TANTRUM - Minat mahasiswa terhadap jurusan sastra Inggris di Fakultas Adab dan Humaniora (FAH) Universitas Islam Negeri Sunan Gunung Djati (UIN SGD) Bandung, disebut meningkat. Wakil Dekan III FAH Ading Kusdiana mengatakan, hal ini dapat dilihat dari tingginya animo masyarakat untuk menguliahkan anaknya.
“Ini tidak lepas dari kinerja sivitas SI dan FAH dalam melahirkan berbagai karya dan prestasi, yang bermuara pada keunggulan,” kata Ading Kusdiana, pada pembukaan Dies Natalis Sastra Inggris yang ke-24, di Auditorium FAH UIN SGD Bandung, dikutip dari laman UIN, Sabtu (4/62022).
Dies Natalis menghadirkan narasumber talkshow Okky Madasari (penulis); dihadiri Kajur SI Andang Saehu; Sekjur Nurholis; pengurus HMJ SI; dan partisipan zoom meeting sebanyak 500 mahasiswa.
Ading mengatakan, di usia remaja menuju dewasa (24 tahun) Sastra Inggris FAH UIN SGD Bandung sudah melakukan inovasi dalam berbagai hal, sehingga semakin menunjukkan eksistensinya, dan melahirkan alumni yang mampu memberikan pencerahan pada masyarakat.
“Dalam menapaki usianya yang ke-24 tahun, di bawah kepemimpinan Dr Andang Saehu dan Dr Nurholis, Jurusan SI semakin dinamis, bermuara pada keunggulan dan daya saing,” katanya.
Wajar kalau SI semakin dipercaya oleh masyarakat. Animo mereka untuk menguliahkan anaknya ke SI pun sangat tinggi. Pun, kepercayaan pemerintah semakin tinggi, ditandai dengan nilai Akreditasi A oleh BAN PT.
Kajur Sastra Inggris Andang Saehu mengapresiasi kiprah HMJ dalam men-support mahasiswa untuk meraih profil lulusan yang diharapkan: menjadi analis bahasa, analisis sastra, dan penerjemah.
Creative writing, yang digelar dalam rangkaian dies natalis ini, akan mampu menggali bakat dan mengembangkan potensi mahasiswa dalam menulis untuk sastra. “Saya berharap, mahasiswa aktif menulis, mampu menemukan proses kreatifnya agar tulisan menjadi baik dan menarik,” katanya.
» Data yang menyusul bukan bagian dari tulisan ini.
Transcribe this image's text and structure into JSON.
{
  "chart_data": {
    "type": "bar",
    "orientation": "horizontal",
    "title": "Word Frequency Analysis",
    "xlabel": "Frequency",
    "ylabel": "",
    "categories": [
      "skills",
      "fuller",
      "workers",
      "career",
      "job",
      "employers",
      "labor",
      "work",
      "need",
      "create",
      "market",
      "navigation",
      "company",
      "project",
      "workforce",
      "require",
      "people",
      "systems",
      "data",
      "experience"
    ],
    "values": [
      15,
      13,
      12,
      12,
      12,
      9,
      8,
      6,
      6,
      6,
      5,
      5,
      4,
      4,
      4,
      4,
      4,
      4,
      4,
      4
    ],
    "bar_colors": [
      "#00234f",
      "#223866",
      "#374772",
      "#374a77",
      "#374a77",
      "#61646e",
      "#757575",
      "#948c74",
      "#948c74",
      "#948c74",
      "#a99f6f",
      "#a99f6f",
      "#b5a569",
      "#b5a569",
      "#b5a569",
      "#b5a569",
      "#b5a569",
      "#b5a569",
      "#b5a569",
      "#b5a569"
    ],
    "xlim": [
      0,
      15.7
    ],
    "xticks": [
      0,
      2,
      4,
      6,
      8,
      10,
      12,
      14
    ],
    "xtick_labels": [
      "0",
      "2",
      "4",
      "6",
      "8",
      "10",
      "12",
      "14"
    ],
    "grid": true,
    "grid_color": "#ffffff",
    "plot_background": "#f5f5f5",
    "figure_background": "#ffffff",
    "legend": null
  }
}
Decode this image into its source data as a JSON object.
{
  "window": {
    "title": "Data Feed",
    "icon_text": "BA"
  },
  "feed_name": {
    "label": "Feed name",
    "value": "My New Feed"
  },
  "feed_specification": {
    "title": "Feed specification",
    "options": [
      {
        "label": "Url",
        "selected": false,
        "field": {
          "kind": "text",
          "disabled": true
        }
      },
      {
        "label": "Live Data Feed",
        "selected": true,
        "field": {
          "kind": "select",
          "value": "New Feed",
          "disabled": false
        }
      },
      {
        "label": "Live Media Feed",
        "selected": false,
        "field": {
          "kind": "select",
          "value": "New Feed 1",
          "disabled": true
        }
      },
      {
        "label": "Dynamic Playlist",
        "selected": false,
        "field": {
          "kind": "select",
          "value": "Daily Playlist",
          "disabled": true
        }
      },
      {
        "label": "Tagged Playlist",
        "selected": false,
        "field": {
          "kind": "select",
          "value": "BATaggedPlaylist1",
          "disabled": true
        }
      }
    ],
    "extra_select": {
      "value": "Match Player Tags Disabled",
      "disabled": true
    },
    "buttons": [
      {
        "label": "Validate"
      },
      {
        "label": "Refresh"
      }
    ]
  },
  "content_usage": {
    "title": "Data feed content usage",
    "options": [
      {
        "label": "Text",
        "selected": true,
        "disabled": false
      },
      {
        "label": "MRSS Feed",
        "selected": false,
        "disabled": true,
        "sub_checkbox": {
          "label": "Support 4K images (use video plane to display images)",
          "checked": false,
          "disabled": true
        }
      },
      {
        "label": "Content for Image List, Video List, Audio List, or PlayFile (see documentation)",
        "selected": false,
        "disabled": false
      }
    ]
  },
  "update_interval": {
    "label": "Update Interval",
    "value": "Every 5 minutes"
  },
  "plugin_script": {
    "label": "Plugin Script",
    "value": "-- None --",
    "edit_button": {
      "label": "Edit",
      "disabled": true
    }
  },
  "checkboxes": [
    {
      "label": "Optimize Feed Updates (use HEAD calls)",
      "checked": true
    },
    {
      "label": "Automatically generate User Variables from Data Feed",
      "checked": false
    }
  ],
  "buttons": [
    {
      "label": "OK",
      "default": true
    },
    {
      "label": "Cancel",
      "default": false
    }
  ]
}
Mengakhiri sambutannya, Andang meminta mahasiswa agar Dies Natalis ini dijadikan momentum untuk mengembangkan minat dan bakat, menuju perbentukan karakter mahasiswa kreatif, percaya diri, dan inovatif.
Di bagian lain, Ketua HMJ Siti Alawiyah menjelaskan bahwa Dies Natalis ini berangkat dari semangat menuju masa peralihan, dan sebagai upaya mewadahi aspirasi sivitas Sastra Inggris. Sastra Inggris 24th mengusung tema Budaya Lokal sebagai elemen utama dalam konsep dan teknis pelaksanaannya.
Tujuannya, menumbuhkan nilai kekeluargaan yang kokoh guna terciptanya relasi yang erat dan komunikasi yang berkelanjutan antarsivitas Sastra Inggris. “Selain mendorong daya kreasi, dalam diri mahasiswa juga tertanam rasa cinta dan bangga terhadap almamaternya,” ujar Siti, didampingi Ketua Pelaksana M Guntur Aghni.
Dies Natalis yang digelar pada 30 Mei–04 Juni 2022 ini dimeraihkan dengan aneka perlombaan dan refreshing: EL Ambassador Contest, cover song, visualisasi puisi, fun games, guest star performing, dan family gathering.